In 2006, it embarked on a uranium enrichment programme, defining it as part of its civilian nuclear energy programme, which is permitted under Article IV of the NPT. Inspectors at the International Atomic Energy Agency (IAEA) have been unable to verify whether Iran has a secret plan for nuclear weapon development, as relations between the IAEA and Iran have been severed, with Iran having refused to provide any support for the IAEA's investigation on the nature of Iran's nuclear plans. In addition to supplying only to NPT signatories, Mutumba said Rössing's sales agreements also have to be approved by the Government of Namibia. He could not disclose new supply deals signed by Rössing. "In line with a very competitive uranium market, sales contracts between Rössing Uranium and its customers have confidentiality clauses, and thus cannot be revealed without permission from the customer," he said.
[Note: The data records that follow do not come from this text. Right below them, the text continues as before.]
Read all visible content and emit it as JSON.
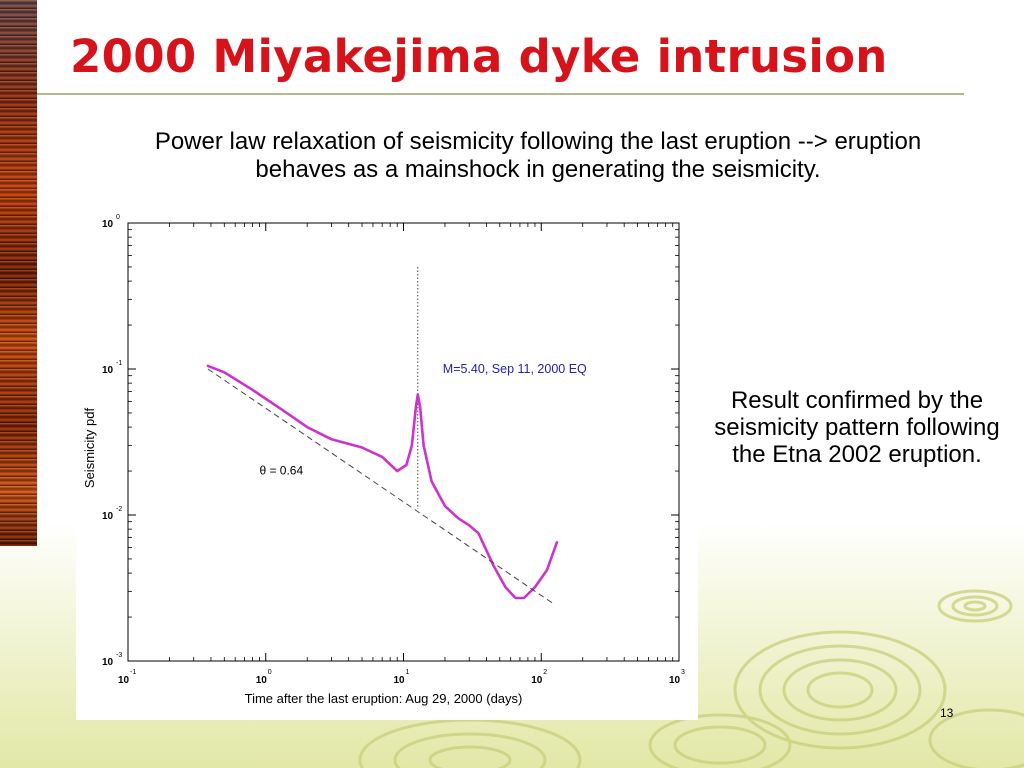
{
  "slide": {
    "title": "2000 Miyakejima dyke intrusion",
    "subtitle_line1": "Power law relaxation of seismicity following the last eruption --> eruption",
    "subtitle_line2": "behaves as a mainshock in generating the seismicity.",
    "side_note": "Result confirmed by the seismicity pattern following the Etna 2002 eruption.",
    "page_number": "13",
    "colors": {
      "title": "#d6121a",
      "curve": "#cc33cc",
      "annotation": "#2222aa",
      "background_bottom": "#e2e8a6"
    }
  },
  "chart_data": {
    "type": "line",
    "xscale": "log",
    "yscale": "log",
    "xlim": [
      0.1,
      1000
    ],
    "ylim": [
      0.001,
      1
    ],
    "xlabel": "Time after the last eruption: Aug 29, 2000 (days)",
    "ylabel": "Seismicity pdf",
    "x_ticks": [
      {
        "base": "10",
        "exp": "-1",
        "value": 0.1
      },
      {
        "base": "10",
        "exp": "0",
        "value": 1
      },
      {
        "base": "10",
        "exp": "1",
        "value": 10
      },
      {
        "base": "10",
        "exp": "2",
        "value": 100
      },
      {
        "base": "10",
        "exp": "3",
        "value": 1000
      }
    ],
    "y_ticks": [
      {
        "base": "10",
        "exp": "0",
        "value": 1
      },
      {
        "base": "10",
        "exp": "-1",
        "value": 0.1
      },
      {
        "base": "10",
        "exp": "-2",
        "value": 0.01
      },
      {
        "base": "10",
        "exp": "-3",
        "value": 0.001
      }
    ],
    "series": [
      {
        "style": "solid",
        "x": [
          0.38,
          0.5,
          0.8,
          1.3,
          2.0,
          3.0,
          5.0,
          7.0,
          9.0,
          10.5,
          11.5,
          12.3,
          12.7,
          13.2,
          14.0,
          16.0,
          20.0,
          25.0,
          30.0,
          35.0,
          45.0,
          55.0,
          65.0,
          75.0,
          90.0,
          110.0,
          130.0
        ],
        "y": [
          0.105,
          0.095,
          0.072,
          0.053,
          0.04,
          0.033,
          0.029,
          0.025,
          0.02,
          0.022,
          0.03,
          0.055,
          0.067,
          0.055,
          0.03,
          0.017,
          0.0115,
          0.0095,
          0.0085,
          0.0075,
          0.0045,
          0.0032,
          0.0027,
          0.0027,
          0.0032,
          0.0042,
          0.0065
        ]
      },
      {
        "style": "dashed",
        "x": [
          0.38,
          120.0
        ],
        "y": [
          0.1,
          0.0025
        ]
      }
    ],
    "annotations": [
      {
        "text": "M=5.40, Sep 11, 2000 EQ",
        "x": 12.7,
        "y": 0.1
      },
      {
        "text": "θ = 0.64",
        "x": 0.9,
        "y": 0.019
      }
    ],
    "vline": {
      "x": 12.7,
      "y_range": [
        0.011,
        0.5
      ],
      "style": "dotted"
    },
    "grid": false
  }
}
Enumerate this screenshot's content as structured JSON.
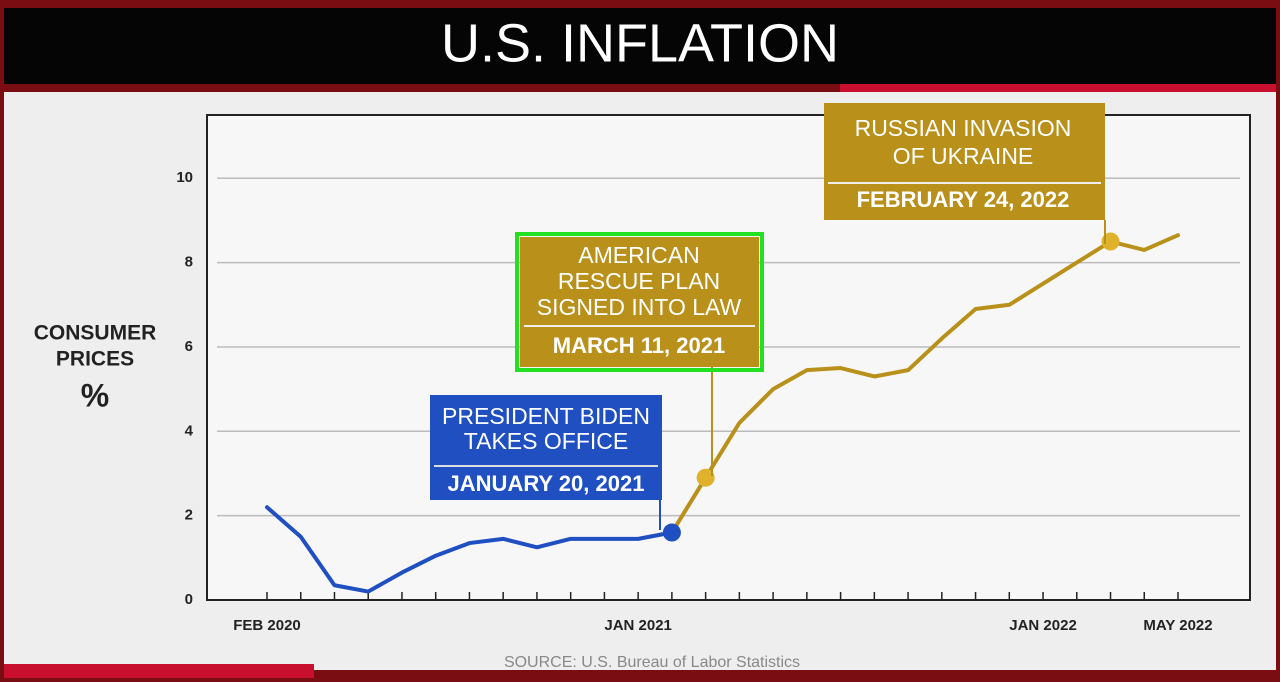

But Angula said that while he is unaware of Iran having approached Namibia for uranium, "Rössing is under pressure from its clients, such as the US, not to supply Iran" - an awkward feat given Iran's shareholding, and Namibia's supply of uranium on a "commercial basis", and not directly by Government. The call of the Western nations comes with the belief that Iran is running out of raw uranium for its nuclear programme, with stockpiles expected to be depleted within months. "It's essential to dissuade Iran from progressing towards the technology for a nuclear bomb. This risks sparking off a regional nuclear arms race. In a region which already faces huge security and other challenges, nuclear proliferation would be disastrous for stability," a spokesperson from Britain's Foreign Office has been quoted as saying. Namibia is listed as one of the top 10 uranium producing nations, with Rössing Uranium Limited in 2008 producing 7,6 per cent of the world's uranium supply.